Fast forward eight months and The Rockland County Times has been mailed a copy of Reinhard Piechocki’s “Unter Blumen Eingesenkte Kanonen”(which translates to: “Guns Dropped Under the Flowers”). This major book about Chopin’s music during the Nazi era contains the subtitle “Chopin’s Music in the Dark Ages,” in which an entire chapter is devoted to Berkwic, who was recognized by Hans Frank, the Nazi’s governor-general of Poland, as the greatest Chopin pianist in Poland.
She was also given the honor to inaugurate the first ever Chopin Museum, which was established by Frank in October 1943 upon the suggestion of the Propaganda minister of Nazi Germany, Joseph Goebbels. Berkwic, whose Jewish origins were hidden from the Nazis, nervously inaugurated this historic museum by playing a Chopin Scherzo on Chopin’s original grand piano before an audience of Nazi officers and Polish citizens. This performance was recorded on film by the Nazis, which was then displayed in all movie theaters in Occupied Poland.
With this type of exposure, Berkwic’s worst fears were realized and she was reported to the Nazis by a jealous Polish pianist as having a Jewish father (whose last name was changed from Berkowitz to Berkwic to escape the wrath of the Nazis). The author, Dr. Reinhard Piechocki, had discovered the website www.ludmillaberkwic.org containing the film of this historic performance.

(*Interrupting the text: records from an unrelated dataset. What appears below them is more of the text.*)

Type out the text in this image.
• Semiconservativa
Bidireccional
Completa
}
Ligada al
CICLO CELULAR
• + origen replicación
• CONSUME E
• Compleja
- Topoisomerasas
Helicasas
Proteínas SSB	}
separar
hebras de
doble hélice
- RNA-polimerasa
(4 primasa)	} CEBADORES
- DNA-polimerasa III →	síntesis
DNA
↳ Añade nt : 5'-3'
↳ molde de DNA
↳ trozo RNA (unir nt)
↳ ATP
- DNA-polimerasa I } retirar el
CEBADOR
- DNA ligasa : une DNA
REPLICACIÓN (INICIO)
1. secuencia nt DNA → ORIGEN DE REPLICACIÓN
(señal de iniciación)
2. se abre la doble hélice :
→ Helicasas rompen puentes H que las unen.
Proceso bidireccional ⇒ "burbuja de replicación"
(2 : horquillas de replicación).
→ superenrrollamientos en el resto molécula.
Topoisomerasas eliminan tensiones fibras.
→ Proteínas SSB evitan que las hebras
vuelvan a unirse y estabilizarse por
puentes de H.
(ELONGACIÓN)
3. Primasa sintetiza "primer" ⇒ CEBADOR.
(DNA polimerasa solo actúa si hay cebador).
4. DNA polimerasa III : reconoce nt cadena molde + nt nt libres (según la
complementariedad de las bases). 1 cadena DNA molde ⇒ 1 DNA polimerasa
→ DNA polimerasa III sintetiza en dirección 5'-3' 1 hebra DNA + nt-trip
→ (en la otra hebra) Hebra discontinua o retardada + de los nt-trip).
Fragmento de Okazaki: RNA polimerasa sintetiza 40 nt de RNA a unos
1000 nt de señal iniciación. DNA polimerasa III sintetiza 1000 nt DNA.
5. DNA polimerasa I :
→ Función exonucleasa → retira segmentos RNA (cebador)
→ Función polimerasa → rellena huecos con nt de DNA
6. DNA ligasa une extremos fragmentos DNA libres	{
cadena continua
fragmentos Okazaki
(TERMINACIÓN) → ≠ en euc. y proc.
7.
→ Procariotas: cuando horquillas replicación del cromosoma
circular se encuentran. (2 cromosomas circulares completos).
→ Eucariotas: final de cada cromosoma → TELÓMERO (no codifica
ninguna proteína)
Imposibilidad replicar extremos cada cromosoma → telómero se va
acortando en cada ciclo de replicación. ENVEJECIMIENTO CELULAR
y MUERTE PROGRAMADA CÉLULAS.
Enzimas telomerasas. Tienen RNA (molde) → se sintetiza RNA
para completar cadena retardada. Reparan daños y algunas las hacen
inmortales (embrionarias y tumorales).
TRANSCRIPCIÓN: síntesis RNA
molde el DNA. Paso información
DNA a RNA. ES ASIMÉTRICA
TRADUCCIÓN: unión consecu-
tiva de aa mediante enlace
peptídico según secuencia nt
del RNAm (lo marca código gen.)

This very website was the project of this columnist many years ago when he was a personal friend of Berkwic. The website was also recognized by the great filmmaker, Steven Spielberg, who acknowledged my discovery of that long lost film of the inauguration of the Chopin Museum. Spielberg has now included this film in his own film and video archives under the title “Opening of the Chopin Museum.”
Finally, in the year 2017, more than 70 years after the end of World War II, this book written by the German scientist, Dr. Reinhard Piechocki, acclaims and honors the great contributions made by a number of Jewish and other persecuted musicians who magnificently performed Chopin’s music during the Nazi era.
Dr. Piechocki has now requested the assistance of myself along with the Chopin Foundation of the United States and others in helping him establish an English language publication of this book in the US.